I first thought that the relatively recent trans-racial/trans-gender paradigm was just some hydra-headed variant of the deconstruction meme, and it probably is, because it leads to some more -isms which the cultural Marxists can add to their various wars and battles (for job security) and their relentless search for victims and the O-pressed.

But I am inclined to be cynical in my old age and when in doubt I follow the money trail - which led me to Bruce Jenner and Rachel Dolezal - as a poster mentioned above.

This blurring of boundaries also has connotations of some kind of fin-de-siècle degeneracy reminiscent of the Roman Empire in its declining years, with its moral decadence - I mean, treating race/gender as some kind of à la carte option is certainly decadent in the true dictionary definition. It's hard to see the envelope being pushed so far in a TW country where the genders do actually have a role to play and the "liberation" of men and women from their traditional linear roles would be viewed as some kind of far-fetched academic conceit (or possibly by some pithier adjective).

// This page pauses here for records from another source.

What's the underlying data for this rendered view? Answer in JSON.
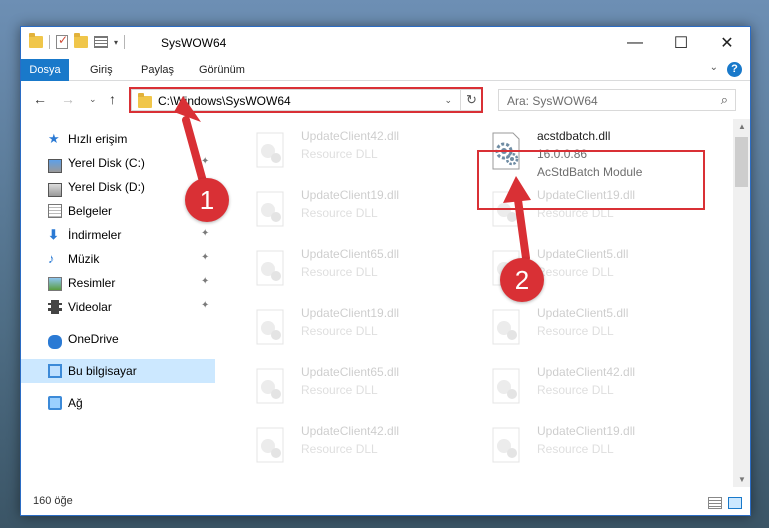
{
  "window": {
    "title": "SysWOW64"
  },
  "window_controls": {
    "minimize": "—",
    "maximize": "☐",
    "close": "✕"
  },
  "ribbon": {
    "tabs": [
      "Dosya",
      "Giriş",
      "Paylaş",
      "Görünüm"
    ],
    "help": "?",
    "expand": "⌄"
  },
  "address": {
    "path": "C:\\Windows\\SysWOW64",
    "dropdown": "⌄",
    "refresh": "↻"
  },
  "nav": {
    "back": "←",
    "forward": "→",
    "recent": "⌄",
    "up": "↑"
  },
  "search": {
    "placeholder": "Ara: SysWOW64",
    "icon": "⌕"
  },
  "sidebar": {
    "items": [
      {
        "label": "Hızlı erişim",
        "icon": "star-icon"
      },
      {
        "label": "Yerel Disk (C:)",
        "icon": "drive-icon",
        "pinned": true
      },
      {
        "label": "Yerel Disk (D:)",
        "icon": "drive-icon",
        "pinned": false
      },
      {
        "label": "Belgeler",
        "icon": "documents-icon",
        "pinned": false
      },
      {
        "label": "İndirmeler",
        "icon": "download-icon",
        "pinned": true
      },
      {
        "label": "Müzik",
        "icon": "music-icon",
        "pinned": true
      },
      {
        "label": "Resimler",
        "icon": "pictures-icon",
        "pinned": true
      },
      {
        "label": "Videolar",
        "icon": "videos-icon",
        "pinned": true
      },
      {
        "label": "OneDrive",
        "icon": "onedrive-icon"
      },
      {
        "label": "Bu bilgisayar",
        "icon": "this-pc-icon",
        "selected": true
      },
      {
        "label": "Ağ",
        "icon": "network-icon"
      }
    ],
    "pin_glyph": "📌"
  },
  "files": {
    "highlighted": {
      "name": "acstdbatch.dll",
      "version": "16.0.0.86",
      "description": "AcStdBatch Module"
    },
    "faded_left": [
      {
        "name": "UpdateClient42.dll",
        "type": "Resource DLL"
      },
      {
        "name": "UpdateClient19.dll",
        "type": "Resource DLL"
      },
      {
        "name": "UpdateClient65.dll",
        "type": "Resource DLL"
      },
      {
        "name": "UpdateClient19.dll",
        "type": "Resource DLL"
      },
      {
        "name": "UpdateClient65.dll",
        "type": "Resource DLL"
      },
      {
        "name": "UpdateClient42.dll",
        "type": "Resource DLL"
      }
    ],
    "faded_right": [
      {
        "name": "UpdateClient19.dll",
        "type": "Resource DLL"
      },
      {
        "name": "UpdateClient5.dll",
        "type": "Resource DLL"
      },
      {
        "name": "UpdateClient5.dll",
        "type": "Resource DLL"
      },
      {
        "name": "UpdateClient42.dll",
        "type": "Resource DLL"
      },
      {
        "name": "UpdateClient19.dll",
        "type": "Resource DLL"
      }
    ]
  },
  "status": {
    "count": "160 öğe"
  },
  "annotations": {
    "step1": "1",
    "step2": "2",
    "color": "#d93035"
  }
}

And that observation could be extrapolated by saying that where the genders have an established cultural role to perform, sexism does not exist: sexism only exists when there is competition between the sexes/genders. This may explain why the current perception of sexism now was not an issue 50 years ago for those living in that period (which would include me).
 
And that observation could be extrapolated by saying that where the genders have an established cultural role to perform, sexism does not exist: sexism only exists when there is competition between the sexes/genders. This may explain why the current perception of sexism now was not an issue 50 years ago for those living in that period (which would include me).

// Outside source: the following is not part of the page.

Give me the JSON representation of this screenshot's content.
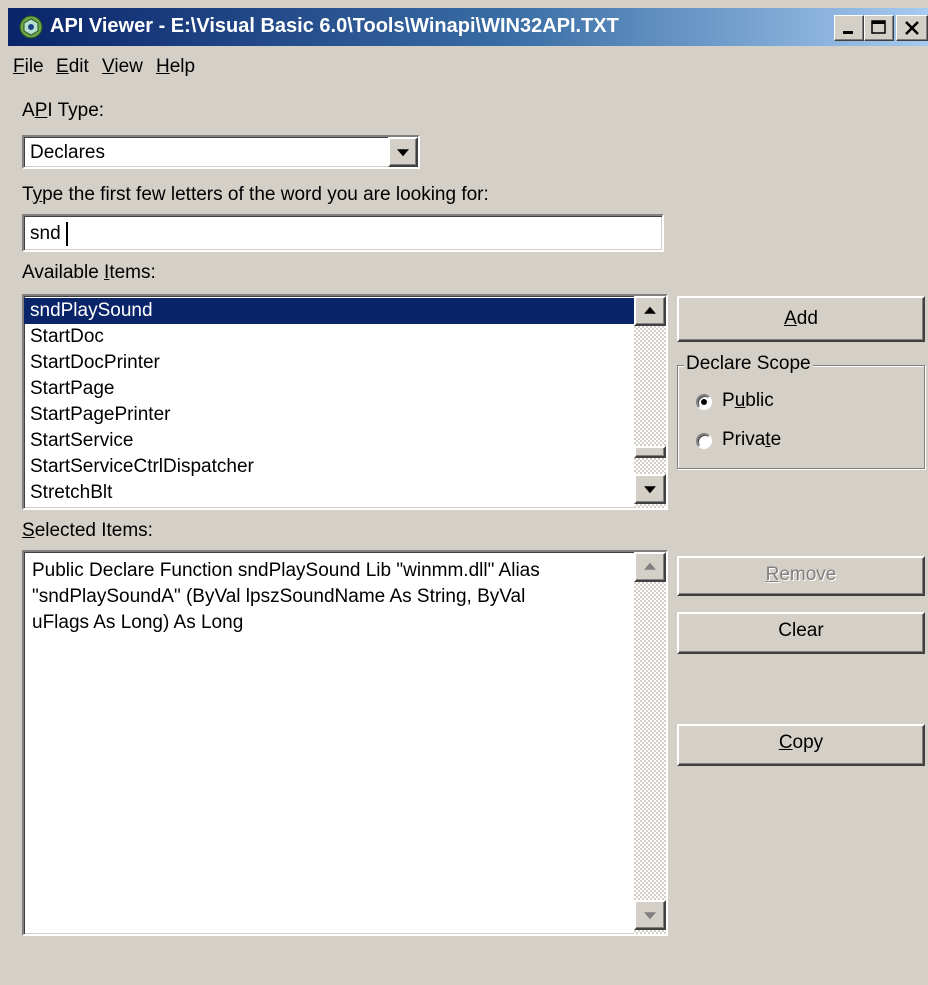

So you're saying that sexism only exists in cultures with the wriggle room to allow equality to exist as a possibile outcome? Say the Taliban take Kabul and again rule Afghanistan, and in doing so iron out a female role in that society that bars them from education and work outside the home. Now because women have only an extremely narrow range of options beyond which all becomes death by stoning would you say that particular society has successfully erased sexism as an issue?

Technically I'd say you're right but I think the greater wrong here would be denying equality. If equality creates issues so be it, in my opinion.